8.4 Données concrètes à propos de la criminalité chez les jeunes
Le nombre total de jeunes condamnés pour avoir commis une infraction visée au Code criminel a diminué, poursuivant ainsi une tendance amorcée il y a sept ans (Centre canadien de la statistique juridique, 1999). Alors qu'en 1991, 6 259 jeunes par tranche de 100 000 habitants étaient condamnés pour une infraction au Code criminel, ils étaient 4 363 en 1998.
Plus de la moitié des infractions commises par des jeunes visent des biens (51 %), alors que c'est le cas de seulement 37 % des infractions commises par des adultes. Tandis que 29 % des adultes condamnés l'ont été pour un crime violent, c'était le cas de 20 % des jeunes. D'autres infractions au Code criminel comme les méfaits et les infractions contre l'administration de la justice représentent les 29 % restants, contre 34 % pour les adultes.
Il semble que le nombre d'infractions avec violence ait considérablement augmenté depuis dix ans; il y a dix ans, 68 % des jeunes condamnés l'étaient pour des infractions contre les biens et 10 %, pour des infractions avec violence. Par contre, ce changement est largement imputable à l'augmentation des accusations pour voies de fait simples (de niveau 1) et à la diminution du nombre d'accusations pour vol avec effraction.

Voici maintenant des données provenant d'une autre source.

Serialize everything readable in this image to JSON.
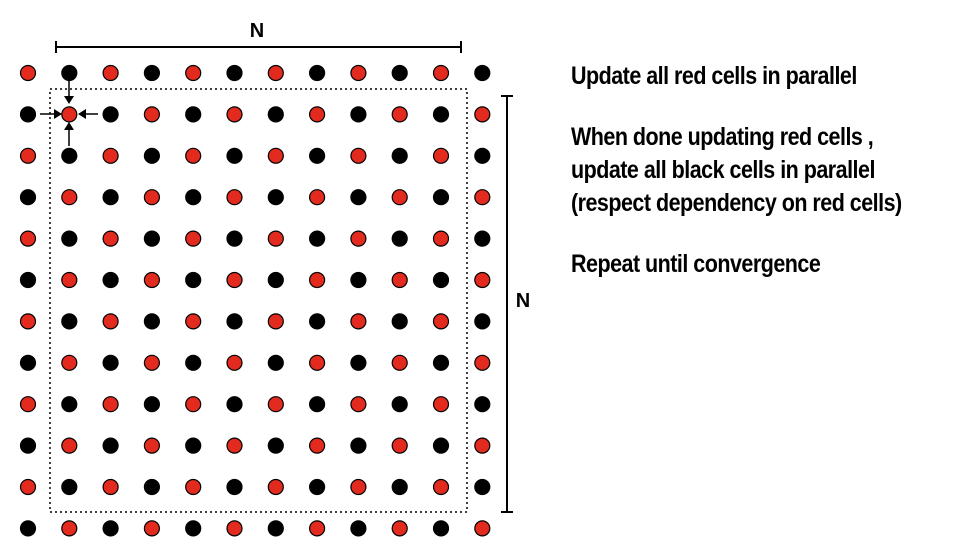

En 1998, le nombre de jeunes condamnés pour une infraction avec violence a légèrement diminué en 1998 (- 1 %), le nombre de vols et d'agressions sexuelles a baissé (- 6% et - 4 %, respectivement), et le nombre d'homicides et d'agressions a augmenté (+ 3 % et + 1 %, respectivement). Le nombre global d'infractions avec violence commises par des jeunes demeure considérablement plus élevé qu'il y a dix ans (+ 77 %).
8.5 Récapitulatif
Il n'est pas sûr que les Canadiens soient vraiment préoccupés par la situation des jeunes contrevenants, puisque les statistiques révèlent que le nombre d'infractions au Code criminel commises par des jeunes diminue régulièrement depuis sept ans. Plus de la moitié de ces infractions sont des infractions contre des biens, et seules quelques-unes sont de nature violente. Malgré le petit nombre de délinquants violents, les Canadiens sont de plus en plus favorables à la comparution obligatoire des jeunes devant des tribunaux pour adultes et à l'imposition de peines d'emprisonnement dans des prisons pour adultes aux jeunes condamnés pour une infraction avec violence, par exemple un vol à main armé, une agression, un viol ou un meurtre.